We must have gone to the same school :>)
I agree with everything in your post. Kids were abducted and murdered even when I was a kid (back in the dark ages). The difference was, you only heard about the stuff locally, because there was no internet and only the nightly news. I understand about parents being concerned for their kids, but are we scaring them to death?
Teach them how to deal with strangers (stay away from them, don’t talk to them), have them walk in groups and on routes that are not out of the way.
You cannot protect your child from every danger. Better to teach them how to stay as safe as possible. And for younger kids I would recommend walking with them until you feel confident that they can do it without you.
What's better...a society where parents are naive and kids are confident or a society informed 24/7 by the MSM news cycle and kids are insecure.

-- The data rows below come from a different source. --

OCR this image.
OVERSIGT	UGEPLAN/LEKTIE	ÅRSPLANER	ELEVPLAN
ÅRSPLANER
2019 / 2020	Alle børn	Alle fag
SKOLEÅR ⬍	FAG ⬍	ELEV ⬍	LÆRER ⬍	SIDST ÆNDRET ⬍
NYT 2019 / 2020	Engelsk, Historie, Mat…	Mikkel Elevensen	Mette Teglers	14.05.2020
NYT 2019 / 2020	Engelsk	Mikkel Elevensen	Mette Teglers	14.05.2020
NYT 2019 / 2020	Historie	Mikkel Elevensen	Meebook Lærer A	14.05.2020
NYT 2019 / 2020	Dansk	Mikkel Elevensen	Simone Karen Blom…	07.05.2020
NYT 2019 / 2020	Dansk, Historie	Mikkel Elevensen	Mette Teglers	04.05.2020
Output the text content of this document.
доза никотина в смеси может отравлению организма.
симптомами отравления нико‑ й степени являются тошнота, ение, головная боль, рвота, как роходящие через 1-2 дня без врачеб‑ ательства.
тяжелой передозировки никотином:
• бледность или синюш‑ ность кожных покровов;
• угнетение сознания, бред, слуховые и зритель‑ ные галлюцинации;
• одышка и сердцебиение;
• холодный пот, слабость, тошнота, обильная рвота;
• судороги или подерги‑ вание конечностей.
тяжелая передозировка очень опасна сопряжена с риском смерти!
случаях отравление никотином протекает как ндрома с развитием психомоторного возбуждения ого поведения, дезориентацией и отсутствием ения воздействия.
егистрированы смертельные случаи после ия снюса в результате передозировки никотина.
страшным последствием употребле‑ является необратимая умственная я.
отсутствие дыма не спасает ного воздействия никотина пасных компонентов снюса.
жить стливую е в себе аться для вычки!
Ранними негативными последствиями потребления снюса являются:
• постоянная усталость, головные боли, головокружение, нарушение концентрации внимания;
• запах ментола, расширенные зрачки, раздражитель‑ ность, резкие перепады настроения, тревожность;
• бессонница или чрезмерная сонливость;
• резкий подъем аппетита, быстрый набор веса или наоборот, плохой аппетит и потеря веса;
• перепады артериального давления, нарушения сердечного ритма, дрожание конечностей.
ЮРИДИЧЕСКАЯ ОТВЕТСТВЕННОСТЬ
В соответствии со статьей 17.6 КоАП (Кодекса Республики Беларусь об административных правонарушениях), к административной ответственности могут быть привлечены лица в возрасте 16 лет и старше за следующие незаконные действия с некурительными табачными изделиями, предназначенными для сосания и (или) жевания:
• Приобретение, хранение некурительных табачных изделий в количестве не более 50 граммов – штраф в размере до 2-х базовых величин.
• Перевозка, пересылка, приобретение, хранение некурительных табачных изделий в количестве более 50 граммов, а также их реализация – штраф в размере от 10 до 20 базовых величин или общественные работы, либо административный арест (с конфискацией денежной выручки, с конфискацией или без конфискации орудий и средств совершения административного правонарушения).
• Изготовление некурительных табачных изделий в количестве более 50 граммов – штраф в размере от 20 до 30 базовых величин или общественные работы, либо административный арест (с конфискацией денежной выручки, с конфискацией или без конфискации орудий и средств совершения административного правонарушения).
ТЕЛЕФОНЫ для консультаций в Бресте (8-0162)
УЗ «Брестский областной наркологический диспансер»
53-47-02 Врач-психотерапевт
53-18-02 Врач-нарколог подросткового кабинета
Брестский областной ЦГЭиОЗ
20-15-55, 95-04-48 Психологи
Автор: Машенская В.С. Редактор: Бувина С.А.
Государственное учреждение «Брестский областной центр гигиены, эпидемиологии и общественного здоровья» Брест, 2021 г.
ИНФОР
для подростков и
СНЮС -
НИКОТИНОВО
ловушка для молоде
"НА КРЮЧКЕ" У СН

“Homeschooling advantage #795.”
Homeschooling advantage # 17,950.
Fixed it.
You had dirt? Lucky!
I would bet most parents are watching them play in the front yard. I know my neighbors do, and we live in a safe neighborhood.
Good for you. So did I, and my siblings, in New York City, no less. By the time my kids were ready for school, in a much safer place than NYC, it was too far to walk, too expensive for the (private school) bus (since the public schools were and are so inferior), and too damn dangerous.
Celebrate bravery all you want, but when it comes to kids, parents are all they've got between them and the world as it is, not how we wish it could be.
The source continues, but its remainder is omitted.